平成28年1月18日 :手続補正書の提出
平成28年12月27日付け :拒絶理由通知書
平成29年4月10日 :意見書,手続補正書の提出
平成29年10月10日付け :拒絶査定
平成30年2月15日 :拒絶査定不服審判の請求,手続補正書の提出
平成31年3月15日付け :拒絶理由通知書(当審)
平成31年4月23日 :意見書,手続補正書の提出

第2 本願発明
平成31年4月23日に提出された手続補正書により補正された特許請求の範囲の請求項1には,以下の事項が記載されている。

「【請求項1】
無線ネットワーク情報管理方法であって、当該方法は、
ネットワーク装置が、第1のセルと前記第1のセルの少なくとも1つの近傍セルとのUEから取得した信号強度が、前記第1のセルを分割することによって取得されたエリアをカバーする第1のモビリティ管理ユニットに対応する信号強度範囲内にあると判断した場合、前記UEが前記第1のモビリティ管理ユニットに存在すると決定するステップと、
前記ネットワーク装置が、前記第1のモビリティ管理ユニット内に存在するUEから取得した信号強度及び第2のセルを分割することによって取得されたエリアをカバーする第2のモビリティ管理ユニット内に存在するUEから取得した信号強度に従い前記第1のモビリティ管理ユニットが前記第2のモビリティ管理ユニットを含むと決定するステップであって、前記第1のセルと前記第2のセルとは異なるシステムに属するセルである、ステップと、
前記ネットワーク装置が、前記第1のモビリティ管理ユニットの無線ネットワーク情報と前記第2のモビリティ管理ユニットの無線ネットワーク情報とを合成するステップと、
前記ネットワーク装置が、前記合成した無線ネットワーク情報を用いて、前記第1のセル又は前記少なくとも1つの近傍セルにおけるUEのアクセス又はハンドオーバを完了させるステップと、
を含み、
前記第1又は第2のモビリティ管理ユニットの無線ネットワーク情報は、それぞれ以下の情報の少なくとも1つのタイプ、前記第1又は第2のモビリティ管理ユニットにおける前記第1のセルの信号強度情報、前記第1又は第2のモビリティ管理ユニットにおける前記第1のセルの近傍セルの信号強度情報、又は前記第1又は第2のモビリティ管理ユニットにおけるキー・パフォーマンス・インジケータ(KPI)の統計値を有し、前記第1及び第2のモビリティ管理ユニットの無線ネットワーク情報は少なくとも部分的に異なるタイプの情報を含む、方法。」

第3 拒絶の理由
平成31年3月15日付けで当審が通知した拒絶理由(以下,「当審拒絶理由」という。)の概要は次のとおりである。
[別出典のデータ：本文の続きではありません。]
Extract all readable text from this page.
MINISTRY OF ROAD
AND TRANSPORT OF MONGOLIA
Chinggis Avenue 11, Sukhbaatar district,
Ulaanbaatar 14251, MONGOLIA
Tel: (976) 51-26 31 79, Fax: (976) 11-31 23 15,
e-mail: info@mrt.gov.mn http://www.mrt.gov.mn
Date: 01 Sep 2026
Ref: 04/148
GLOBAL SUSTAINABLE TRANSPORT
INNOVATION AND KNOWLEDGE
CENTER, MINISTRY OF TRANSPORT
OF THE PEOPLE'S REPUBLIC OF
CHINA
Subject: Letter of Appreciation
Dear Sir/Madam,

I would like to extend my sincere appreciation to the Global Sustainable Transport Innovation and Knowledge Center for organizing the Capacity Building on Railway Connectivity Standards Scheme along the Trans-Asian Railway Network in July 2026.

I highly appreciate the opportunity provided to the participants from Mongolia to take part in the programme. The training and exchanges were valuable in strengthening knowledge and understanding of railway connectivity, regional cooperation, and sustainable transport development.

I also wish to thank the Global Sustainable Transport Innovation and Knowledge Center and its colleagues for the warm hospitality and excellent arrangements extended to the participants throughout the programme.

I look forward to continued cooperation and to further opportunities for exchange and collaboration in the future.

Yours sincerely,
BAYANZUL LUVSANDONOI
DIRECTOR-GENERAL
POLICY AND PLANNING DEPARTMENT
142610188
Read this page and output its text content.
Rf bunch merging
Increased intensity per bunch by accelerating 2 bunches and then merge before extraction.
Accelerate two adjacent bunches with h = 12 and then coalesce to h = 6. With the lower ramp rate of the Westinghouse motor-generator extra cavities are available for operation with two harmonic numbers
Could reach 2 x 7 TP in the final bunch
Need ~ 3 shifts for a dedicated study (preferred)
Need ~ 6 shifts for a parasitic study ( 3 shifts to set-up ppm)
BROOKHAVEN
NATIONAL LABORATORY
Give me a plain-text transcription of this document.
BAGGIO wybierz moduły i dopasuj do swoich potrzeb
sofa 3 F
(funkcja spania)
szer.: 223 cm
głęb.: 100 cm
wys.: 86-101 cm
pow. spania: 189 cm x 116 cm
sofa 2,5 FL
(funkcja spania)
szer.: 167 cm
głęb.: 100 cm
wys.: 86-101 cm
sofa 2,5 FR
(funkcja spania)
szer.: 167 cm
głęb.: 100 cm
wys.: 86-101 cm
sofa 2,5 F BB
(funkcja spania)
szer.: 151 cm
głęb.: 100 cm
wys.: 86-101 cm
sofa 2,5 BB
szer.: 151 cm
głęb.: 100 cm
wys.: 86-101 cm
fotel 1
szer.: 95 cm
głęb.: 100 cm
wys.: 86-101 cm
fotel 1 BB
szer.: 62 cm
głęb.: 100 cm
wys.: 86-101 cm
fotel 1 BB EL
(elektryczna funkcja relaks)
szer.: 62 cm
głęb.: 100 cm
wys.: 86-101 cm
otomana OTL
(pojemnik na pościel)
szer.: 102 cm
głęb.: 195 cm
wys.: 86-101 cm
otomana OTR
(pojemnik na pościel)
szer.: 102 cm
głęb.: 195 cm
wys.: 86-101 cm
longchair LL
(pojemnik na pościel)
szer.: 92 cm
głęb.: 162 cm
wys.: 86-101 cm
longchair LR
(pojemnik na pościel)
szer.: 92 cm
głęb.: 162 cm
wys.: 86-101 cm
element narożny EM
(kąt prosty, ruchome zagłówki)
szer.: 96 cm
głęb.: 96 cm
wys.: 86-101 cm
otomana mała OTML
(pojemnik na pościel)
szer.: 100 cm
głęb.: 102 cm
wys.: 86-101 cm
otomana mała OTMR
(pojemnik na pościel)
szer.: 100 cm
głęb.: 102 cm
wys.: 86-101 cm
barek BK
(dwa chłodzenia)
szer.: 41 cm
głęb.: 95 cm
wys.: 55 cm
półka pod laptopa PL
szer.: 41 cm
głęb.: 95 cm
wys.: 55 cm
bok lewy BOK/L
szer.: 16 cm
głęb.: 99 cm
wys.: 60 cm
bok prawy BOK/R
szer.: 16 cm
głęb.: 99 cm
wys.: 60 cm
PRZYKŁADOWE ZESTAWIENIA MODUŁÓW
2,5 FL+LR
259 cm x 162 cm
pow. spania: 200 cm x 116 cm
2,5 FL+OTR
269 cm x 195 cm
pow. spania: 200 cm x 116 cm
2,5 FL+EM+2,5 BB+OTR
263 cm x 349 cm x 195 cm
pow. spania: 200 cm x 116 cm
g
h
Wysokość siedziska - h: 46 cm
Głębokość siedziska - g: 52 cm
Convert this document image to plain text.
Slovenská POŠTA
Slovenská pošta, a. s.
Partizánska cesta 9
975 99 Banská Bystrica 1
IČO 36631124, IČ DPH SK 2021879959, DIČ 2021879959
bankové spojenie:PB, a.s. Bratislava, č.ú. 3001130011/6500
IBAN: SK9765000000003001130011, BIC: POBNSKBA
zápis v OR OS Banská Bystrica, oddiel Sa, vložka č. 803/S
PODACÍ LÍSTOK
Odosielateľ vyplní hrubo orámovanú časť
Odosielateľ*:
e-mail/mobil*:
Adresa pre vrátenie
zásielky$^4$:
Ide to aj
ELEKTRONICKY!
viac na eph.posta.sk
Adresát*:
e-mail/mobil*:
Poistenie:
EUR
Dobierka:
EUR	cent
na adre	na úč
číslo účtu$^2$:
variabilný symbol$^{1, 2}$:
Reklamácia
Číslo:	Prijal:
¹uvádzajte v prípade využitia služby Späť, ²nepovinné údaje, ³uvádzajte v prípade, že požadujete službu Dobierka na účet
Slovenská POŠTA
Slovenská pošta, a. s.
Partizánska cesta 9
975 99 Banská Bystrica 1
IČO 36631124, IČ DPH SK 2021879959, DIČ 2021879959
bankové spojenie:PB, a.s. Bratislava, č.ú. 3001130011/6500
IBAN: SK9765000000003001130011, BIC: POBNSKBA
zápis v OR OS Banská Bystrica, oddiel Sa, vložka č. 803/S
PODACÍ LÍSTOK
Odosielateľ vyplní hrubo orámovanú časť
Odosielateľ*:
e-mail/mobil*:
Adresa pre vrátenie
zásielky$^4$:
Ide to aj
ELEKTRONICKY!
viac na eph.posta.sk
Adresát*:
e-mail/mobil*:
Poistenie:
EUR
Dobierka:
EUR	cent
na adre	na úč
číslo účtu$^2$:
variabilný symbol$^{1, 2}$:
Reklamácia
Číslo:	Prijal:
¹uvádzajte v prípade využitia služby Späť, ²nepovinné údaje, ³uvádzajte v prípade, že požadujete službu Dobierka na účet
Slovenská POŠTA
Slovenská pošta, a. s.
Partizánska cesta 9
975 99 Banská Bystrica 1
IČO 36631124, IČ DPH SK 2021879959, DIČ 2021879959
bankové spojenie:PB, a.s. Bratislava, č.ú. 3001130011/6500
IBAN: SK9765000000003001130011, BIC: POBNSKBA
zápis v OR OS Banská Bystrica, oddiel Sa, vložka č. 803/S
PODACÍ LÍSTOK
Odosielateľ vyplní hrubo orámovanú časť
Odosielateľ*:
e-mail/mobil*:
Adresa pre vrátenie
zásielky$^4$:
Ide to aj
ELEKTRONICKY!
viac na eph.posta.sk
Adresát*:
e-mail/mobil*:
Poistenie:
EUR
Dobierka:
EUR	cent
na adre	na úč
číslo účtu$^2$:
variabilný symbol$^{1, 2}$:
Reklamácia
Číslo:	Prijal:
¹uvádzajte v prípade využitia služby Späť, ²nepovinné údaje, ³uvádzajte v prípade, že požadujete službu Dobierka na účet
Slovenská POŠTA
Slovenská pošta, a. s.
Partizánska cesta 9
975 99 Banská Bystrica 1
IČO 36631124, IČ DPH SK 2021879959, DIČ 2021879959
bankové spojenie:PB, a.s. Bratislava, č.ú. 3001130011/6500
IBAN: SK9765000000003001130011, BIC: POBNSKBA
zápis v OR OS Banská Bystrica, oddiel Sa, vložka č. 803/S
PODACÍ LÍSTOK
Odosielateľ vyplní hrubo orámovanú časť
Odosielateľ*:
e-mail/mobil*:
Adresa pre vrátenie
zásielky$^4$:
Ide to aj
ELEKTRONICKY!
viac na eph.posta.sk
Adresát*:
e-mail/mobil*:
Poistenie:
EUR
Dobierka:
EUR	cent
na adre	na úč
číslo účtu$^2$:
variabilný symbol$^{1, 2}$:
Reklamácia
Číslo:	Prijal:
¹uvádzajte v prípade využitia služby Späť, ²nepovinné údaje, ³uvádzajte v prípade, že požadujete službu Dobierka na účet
(実施可能要件)この出願は、発明の詳細な説明の記載が下記の点で、特許法第36条第4項第1号に規定する要件を満たしていない。



1.?4.(略)

5.発明の詳細な説明を見ても、請求項1の「前記第1のモビリティ管理ユニットの無線ネットワーク情報と前記第2のモビリティ管理ユニットの無線ネットワーク情報とを合成する」とは具体的にいかなることか不明確である。
合成に関しては表1及び段落【0077】が記載箇所と解されるが、当該記載のみでは、第1のモビリティ管理ユニット及び第2のモビリティ管理ユニットの無線ネットワーク情報の生成当初から,第1のモビリティ管理ユニット及び第2のモビリティ管理ユニットの無線ネットワーク情報の合成及び更新が時系列としてどの様に行われ、表1の状態を作り出され,更新されていくのか不明である。
したがって、(中略)この出願の発明の詳細な説明は、請求項1-8に係る発明について、当業者が各請求項に係る発明を実施することができる程度に明確かつ十分に記載したものでない。(実施可能要件)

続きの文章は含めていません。